Pro kontra pasti muncul memaknai wacana politik pengembalian Pilkada melalui DPRD. Padahal sesungguhnya, Kepala Daerah dipilih DPRD bukanlah hal baru dalam sejarah politik Indonesia.
Pada era Otoritarianisme Militeristik Politik Orde Baru di bawah Soeharto, selama hampir 32 tahun, Kepala Daerah dipilih oleh DPRD.
Semua orang tahu bahwa siapapun yang dikehendaki Pemerintah Pusat saat itu pasti akan terpilih. DPRD hanya berfungsi sebagai ketok palu. Rata-rata kepala daerah diambil dari kalangan ABRI, sementara kelompok sipil termarginalkan.
Pada masa transisi Reformasi 1998 hingga pemerintahan Megawati, mekanisme Kepala Daerah dipilih DPRD masih berlangsung. Baru pada masa SBY, Kepala Daerah mulai dipilih langsung oleh rakyat.
Namun ide dan gagasan bedar Pilkada langsung itu justru lahir pada masa Megawati, ditandai dengan hadirnya UU No. 32 Tahun 2004 yang mengatur pemilihan kepala daerah secara langsung oleh rakyat.
Alasan yang digunakan untuk mengembalikan pemilihan Kepala Daerah kepada DPRD hari ini hanya berkutat pada satu hal: high cost social dari Pilkada langsung dianggap terlalu besar.
Money politik terjadi di mana-mana, masyarakat terpecah belah karena perbedaan pilihan, dan akhirnya banyak kepala daerah terjerat kasus korupsi. Inilah alasan yang selalu dilontarkan.
Namun harus diakui, Pilkada langsung memang sarat dengan praktik money politik. Bahkan dalam pemilihan legislatif sekalipun, para calon anggota DPRD yang terpilih mayoritas juga menjalankan praktik money politik.
Jika rumusnya adalah bahwa tingginya biaya sosial Pilkada langsung (baca: money politik) menjadi alasan pembenar, maka seharusnya lembaga yang wajib disalahkan dan bahkan patut dibubarkan adalah penyelenggara pemilu.
Mereka yang bertanggung jawab menjaga marwah dan kualitas Pilkada langsung justru dalam banyak kasus gagal menjalankannya. Prakteknya, banyak oknum penyelenggara pemilu Pilkada yang diam-diam menjadi bagian dari tim sukses.

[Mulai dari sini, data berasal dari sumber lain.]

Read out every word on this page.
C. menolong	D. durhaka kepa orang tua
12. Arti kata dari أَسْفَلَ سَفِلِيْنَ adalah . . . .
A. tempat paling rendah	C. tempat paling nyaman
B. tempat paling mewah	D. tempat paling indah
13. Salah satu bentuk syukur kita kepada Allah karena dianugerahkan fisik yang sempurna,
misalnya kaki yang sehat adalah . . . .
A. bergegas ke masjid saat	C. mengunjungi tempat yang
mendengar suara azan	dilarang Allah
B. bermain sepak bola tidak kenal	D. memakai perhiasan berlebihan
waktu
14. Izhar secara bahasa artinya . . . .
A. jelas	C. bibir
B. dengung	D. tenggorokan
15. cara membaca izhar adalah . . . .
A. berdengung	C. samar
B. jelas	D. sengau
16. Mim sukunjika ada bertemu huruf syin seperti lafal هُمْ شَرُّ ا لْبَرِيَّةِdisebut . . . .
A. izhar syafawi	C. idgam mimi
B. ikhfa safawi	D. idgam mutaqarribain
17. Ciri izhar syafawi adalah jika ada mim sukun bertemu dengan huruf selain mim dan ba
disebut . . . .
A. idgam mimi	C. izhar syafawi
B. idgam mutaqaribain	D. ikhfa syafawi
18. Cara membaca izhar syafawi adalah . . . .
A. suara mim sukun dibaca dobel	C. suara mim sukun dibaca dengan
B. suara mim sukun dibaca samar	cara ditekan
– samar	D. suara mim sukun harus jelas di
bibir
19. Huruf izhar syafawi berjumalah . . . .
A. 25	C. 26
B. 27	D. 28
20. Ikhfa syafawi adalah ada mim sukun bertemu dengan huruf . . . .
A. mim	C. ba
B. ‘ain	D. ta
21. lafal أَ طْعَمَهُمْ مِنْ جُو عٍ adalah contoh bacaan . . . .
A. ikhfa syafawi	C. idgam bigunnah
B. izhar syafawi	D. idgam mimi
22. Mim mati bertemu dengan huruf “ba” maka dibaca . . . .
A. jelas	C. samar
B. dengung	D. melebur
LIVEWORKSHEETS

Fenomena ini bukan rahasia dan menjadi cerita umum di setiap Pilkada. Pilkada langsung memang penuh barang busuk berupa money politik, sesuatu yang harus kita akui bersama karena mencederai demokrasi.
Namun memindahkan pemilihan Kepala Daerah ke DPRD sama saja memindahkan barang busuk ke tempat yang lebih busuk. Money politik bukan hilang, melainkan bergeser ke ruang-ruang gelap di gedung DPRD.
Moralitas politik hari ini di kalangan Anggota Dewan sangat memprihatinkan. Dan sulit dibayangkan apa jadinya jika Kepala Daerah dipilih oleh DPRD. Uang miliaran pasti berhamburan. Siapa yang menikmati?
Bisa jadi harga satu suara anggota DPRD dalam pemilihan Kepala Daerah mencapai Rp1 miliar atau lebih, jika mekanisme itu kembali diberlakukan. Bandingkan dengan “harga” suara rakyat biasa dalam Pilkada langsung yang hanya 50 ribu–100 ribu.
Sekali lagi mengembalikan pemilihan Kepala Daerah kepada DPRD bukan solusi. Itu hanya memindahkan bau busuk dari satu ruang ke ruang lain yang jauh lebih pengap dan lebih busuk.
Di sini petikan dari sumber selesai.